(i.)Silica is always present.
(ii.)The amount of silica usually increases with the thoria, but not regularly.
(iii.)By far the majority of cases showed insufficient total silica to combine with the thoria present.
(iv.)In about 9 per cent. of the cases, the thoria present was insufficient to combine with the silicate silica, from which it follows that some foreign silicate must be at least occasionally present.
(v.)A careful microscopic examination showed conclusively that no thorite (ThSiO₄) was present, the silicate being biaxial; quartz is present as such.

[111] J. Amer. Chem. Soc. 1909, 31, 640.

They conclude that thorium is present as phosphate, and is an essential constituent, but that there is always some admixed silicate, most probably a felspar.

Xenotime.

—Chemically this mineral is closely allied to monazite, being an orthophosphate of rare earths, containing silica and thoria; whereas, however, in monazite the content of yttria earths does not rise above 4 per cent., in xenotime these constitute by far the greater part of the bases, the content of ceria earths ranging from 8·2 to 11 per cent. The yttria earths, chiefly oxides of yttrium and the erbium group, vary from 54·1 to 64·7 per cent. There are traces of zirconia; Ramsay, Collie and Travers detected helium, whilst Boltwood, and also Strutt, found uranium and radium. It also appears to contain traces of sulphuric anhydride.

The crystals are tetragonal, holosymmetric. c = 0·6187; (001) ∧ (101) = 31° 45´.

Common forms are the prisms a {100} and m {110}, the basal pinakoid c {001}, the pyramids e {101}, f {201}, z {111}, etc.
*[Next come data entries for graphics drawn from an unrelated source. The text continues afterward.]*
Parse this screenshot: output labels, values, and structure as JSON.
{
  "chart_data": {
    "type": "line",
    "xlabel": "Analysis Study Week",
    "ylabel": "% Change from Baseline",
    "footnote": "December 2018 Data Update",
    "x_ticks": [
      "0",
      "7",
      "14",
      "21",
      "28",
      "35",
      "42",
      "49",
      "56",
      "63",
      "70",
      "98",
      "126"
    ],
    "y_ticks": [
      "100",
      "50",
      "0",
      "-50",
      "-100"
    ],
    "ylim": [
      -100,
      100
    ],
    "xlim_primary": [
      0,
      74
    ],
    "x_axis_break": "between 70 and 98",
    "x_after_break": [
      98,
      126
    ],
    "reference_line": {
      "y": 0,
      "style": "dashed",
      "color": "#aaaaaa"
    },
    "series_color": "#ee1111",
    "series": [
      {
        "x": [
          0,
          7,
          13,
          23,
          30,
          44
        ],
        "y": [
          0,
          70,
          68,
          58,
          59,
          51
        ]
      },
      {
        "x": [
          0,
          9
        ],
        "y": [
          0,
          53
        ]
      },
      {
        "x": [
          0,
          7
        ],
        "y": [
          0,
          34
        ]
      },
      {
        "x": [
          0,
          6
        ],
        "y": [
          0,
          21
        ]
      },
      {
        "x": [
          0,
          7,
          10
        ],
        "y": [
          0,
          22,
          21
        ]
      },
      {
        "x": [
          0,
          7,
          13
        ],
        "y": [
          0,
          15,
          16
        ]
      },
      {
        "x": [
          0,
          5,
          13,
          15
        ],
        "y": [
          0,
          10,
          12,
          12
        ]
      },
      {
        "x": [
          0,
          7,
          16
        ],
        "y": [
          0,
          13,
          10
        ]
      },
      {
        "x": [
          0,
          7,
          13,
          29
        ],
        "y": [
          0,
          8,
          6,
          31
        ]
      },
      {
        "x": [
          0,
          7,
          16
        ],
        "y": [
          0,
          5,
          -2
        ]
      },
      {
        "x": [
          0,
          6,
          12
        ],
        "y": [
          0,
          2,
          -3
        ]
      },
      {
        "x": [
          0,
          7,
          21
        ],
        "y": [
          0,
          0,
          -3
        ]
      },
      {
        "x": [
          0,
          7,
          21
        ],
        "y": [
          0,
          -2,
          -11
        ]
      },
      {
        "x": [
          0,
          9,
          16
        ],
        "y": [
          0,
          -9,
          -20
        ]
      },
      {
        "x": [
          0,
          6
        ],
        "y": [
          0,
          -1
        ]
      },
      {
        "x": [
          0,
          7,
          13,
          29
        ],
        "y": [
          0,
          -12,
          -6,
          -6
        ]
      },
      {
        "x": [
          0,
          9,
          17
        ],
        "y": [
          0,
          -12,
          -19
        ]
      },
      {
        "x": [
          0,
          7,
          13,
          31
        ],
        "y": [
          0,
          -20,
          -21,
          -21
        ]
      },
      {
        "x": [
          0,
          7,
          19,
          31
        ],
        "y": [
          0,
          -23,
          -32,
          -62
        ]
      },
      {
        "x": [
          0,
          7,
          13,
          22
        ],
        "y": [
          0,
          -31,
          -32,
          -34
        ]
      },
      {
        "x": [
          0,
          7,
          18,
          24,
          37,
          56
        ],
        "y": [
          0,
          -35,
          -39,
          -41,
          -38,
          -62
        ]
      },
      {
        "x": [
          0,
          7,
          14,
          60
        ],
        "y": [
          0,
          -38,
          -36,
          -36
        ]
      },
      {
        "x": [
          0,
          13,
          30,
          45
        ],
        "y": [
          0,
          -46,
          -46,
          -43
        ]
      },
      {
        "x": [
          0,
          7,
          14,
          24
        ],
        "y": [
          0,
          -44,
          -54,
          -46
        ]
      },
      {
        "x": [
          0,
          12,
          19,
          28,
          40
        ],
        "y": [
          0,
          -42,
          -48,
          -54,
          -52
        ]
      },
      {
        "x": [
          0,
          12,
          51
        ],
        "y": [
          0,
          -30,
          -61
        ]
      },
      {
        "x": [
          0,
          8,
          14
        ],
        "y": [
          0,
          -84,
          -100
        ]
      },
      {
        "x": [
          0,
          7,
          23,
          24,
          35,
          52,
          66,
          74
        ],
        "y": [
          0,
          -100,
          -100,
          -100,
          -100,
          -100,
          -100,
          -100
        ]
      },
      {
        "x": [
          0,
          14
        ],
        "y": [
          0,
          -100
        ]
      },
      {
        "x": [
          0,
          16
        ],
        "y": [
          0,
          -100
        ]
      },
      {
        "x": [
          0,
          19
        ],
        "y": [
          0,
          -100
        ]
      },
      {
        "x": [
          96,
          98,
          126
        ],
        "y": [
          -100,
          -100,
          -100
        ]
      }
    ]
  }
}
Cleavage ∥ m, perfect. Uniaxial, double refraction strong, positive. Transparent to opaque. Colour, brown to reddish-brown and yellow. Hardness 4-5; sp. gr. 4·45-4·56.

It is insoluble in acids, and infusible before the blowpipe; when moistened with sulphuric acid, however, it turns the flame bluish-green, like most mineral phosphates (vide [monazite]).
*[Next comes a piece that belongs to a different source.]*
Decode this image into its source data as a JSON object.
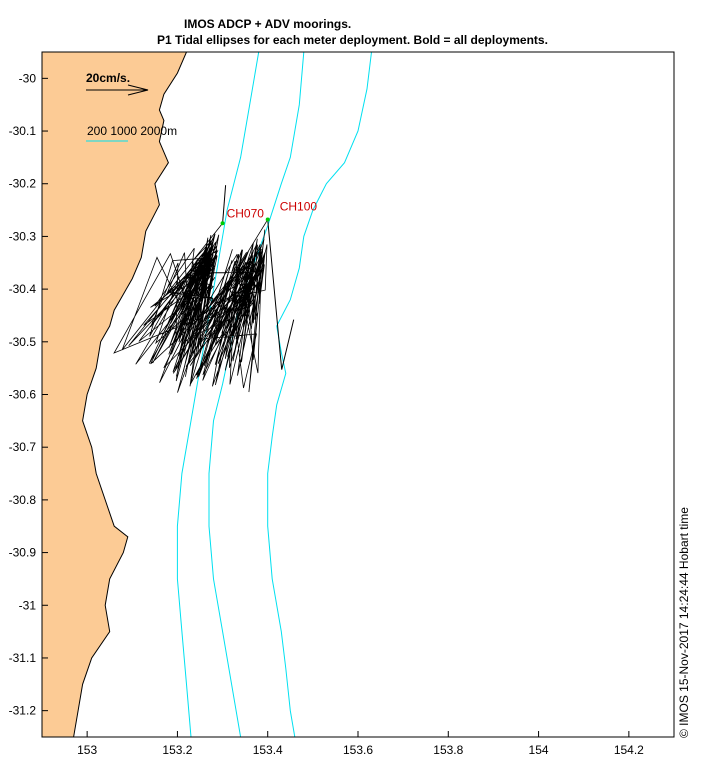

It is not so widely distributed as monazite, but is not uncommon. It often occurs with zircon—to which it is very closely allied in crystal form, if the two are not actually isomorphous—in parallel growth, in granitic rocks. The diamond sands of Diamantina, Brazil, form the richest source of the mineral, but it is also found in Scandinavia, at Hitterö, Åro, etc.